Итак, антисемитизм противен православию и большинству русского народа даже до настоящего времени. Кого же можно считать виновником этой мерзости, которая преступна и по земным, и по духовным законам? Еще римское право утверждало, что вероятнее всего виновником преступления можно считать того, кому оно приносит пользу или выгоду. А пользу антисемитизм приносит только духу иудаизма, поскольку отдельные, исчезающе малые, проявления антисемитизма позволяют преследовать любую попытку противостоять духу иудаизма.
Низведите верность православию на уровень национально-племенной вражды - и вера легко может оказаться уголовным преступлением.
Св. Писание заповедует христианам "испытывать духов". Испытанию подлежит дух отдельного человека и целого народа. Заповедь эта духовна, и поэтому следование ей не может быть приостановлено пространственно-временными категориями или законами государственными, потому что Божие неподвластно ни времени, ни временному властителю. Не следовать ей православный человек может, только игнорируя Св. Писание.
Достаточно легко понять дух мусульманства или буддизма, но далеко не сразу делается очевидным, какой дух обусловил пропагандируемый и насаждаемый ныне в нашей стране "американский образ жизни" и довел американский народ до его нынешнего состояния. Совершенно неожиданно проливает свет на это недоумение Генри Форд, приведя в своей книге "Международное еврейство" следующие слова:
"На первый взгляд может показаться, что американская хозяйственная система не зависит от евреев. Тем не менее, я продолжаю утверждать, что Соединенный Штаты (может быть. более, чем какая-либо другая страна) пропитаны в высшей степени еврейским духом. Это признается многими, и прежде всего теми, которые в состоянии лучше, чем кто-либо иной, судить об этом предмете.
Ввиду этого не является ли справедливым мнение, что Соединенные Штаты обязаны своим существованием евреям? И если это так, то не имеется ли достаточных оснований утверждать, что еврейское влияние сделало Соединенные Штаты тем, что они есть, то есть Американскими? Ибо то, что мы называем американизмом, не что иное, как очищенный еврейский дух".
Для полноты картины необходимо заметить, что США обязаны евреям не только своим существованием, но и возникновением, и служат тактическим и стратегическим интересам иудейского духа. И не случайно практически все президенты США были масонами, как не случайно носители одного духа - евреи и американцы - никогда не вызывали большой симпатии и любви ни в одной стране мира.

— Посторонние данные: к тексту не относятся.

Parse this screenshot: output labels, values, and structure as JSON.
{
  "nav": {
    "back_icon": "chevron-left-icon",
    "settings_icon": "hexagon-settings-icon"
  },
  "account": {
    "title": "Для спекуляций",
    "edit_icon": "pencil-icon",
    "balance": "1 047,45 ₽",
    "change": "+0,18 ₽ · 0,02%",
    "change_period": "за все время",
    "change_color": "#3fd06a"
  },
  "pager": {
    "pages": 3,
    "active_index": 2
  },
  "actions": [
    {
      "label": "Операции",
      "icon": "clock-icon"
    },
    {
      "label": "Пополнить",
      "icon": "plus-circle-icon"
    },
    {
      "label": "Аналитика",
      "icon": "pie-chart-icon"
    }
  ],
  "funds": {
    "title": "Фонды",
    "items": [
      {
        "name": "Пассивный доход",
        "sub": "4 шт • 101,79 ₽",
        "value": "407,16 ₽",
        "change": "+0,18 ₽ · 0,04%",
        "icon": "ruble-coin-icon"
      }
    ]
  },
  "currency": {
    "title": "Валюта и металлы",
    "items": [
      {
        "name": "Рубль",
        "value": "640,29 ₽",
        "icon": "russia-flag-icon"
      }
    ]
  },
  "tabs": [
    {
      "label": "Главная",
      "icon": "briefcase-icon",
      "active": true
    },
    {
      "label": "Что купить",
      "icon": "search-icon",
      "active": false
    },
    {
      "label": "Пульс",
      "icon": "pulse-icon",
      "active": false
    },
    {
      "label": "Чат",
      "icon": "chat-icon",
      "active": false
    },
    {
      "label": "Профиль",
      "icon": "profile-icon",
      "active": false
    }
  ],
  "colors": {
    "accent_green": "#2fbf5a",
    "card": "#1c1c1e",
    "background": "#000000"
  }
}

С материалистической точки зрения США представляют из себя в настоящее время самую могущественную страну на земном шаре. О могуществе России можно даже не упоминать. Противостоит она своим врагам только огромностью пространства, для освоения и перепланировки которого потребны огромные средства, силы и некоторое время. Пока эти задачи успешно решаются с помощью мероприятий, которые уже традиционно положено считать повышающими обороноспособность и укрепляющими экономику. Особенно трогательна забота о благосостоянии народа.
Если же дать США духовную оценку, то окажется, что на текущий момент это всего-навсего колония Израиля.
Такое расхождение между материалистической и религиозной оценками наблюдается почти всегда не только потому, что материализм ограничен видением только материальной составляющей мира, но и по исходному отвержению материализмом религии и религиозных мнений.
Можно даже сказать, что материалистическая ориентация привнесла в видимый мир смерть через отпадение Адама от Источника Жизни, от Бога. Тяготясь ощущением собственной смертности, человек хочет заглушить его ощущениями телесными. Спасаясь от смерти, человек "и жить торопится, и чувствовать спешит", приближая и укрепляя власть смерти над собой своими же собственными согрешениями. И чем сильнее ощущение смерти душевной, тем с большей силой человек устремляется к ней, в заблуждении своем, в поисках сильных и разнообразных чувственных удовольствий и ощущений.
А православная ориентация избавляет человека от ощущения смерти и не понуждает его искать все новых и новых подтверждений того, что он все еще живет.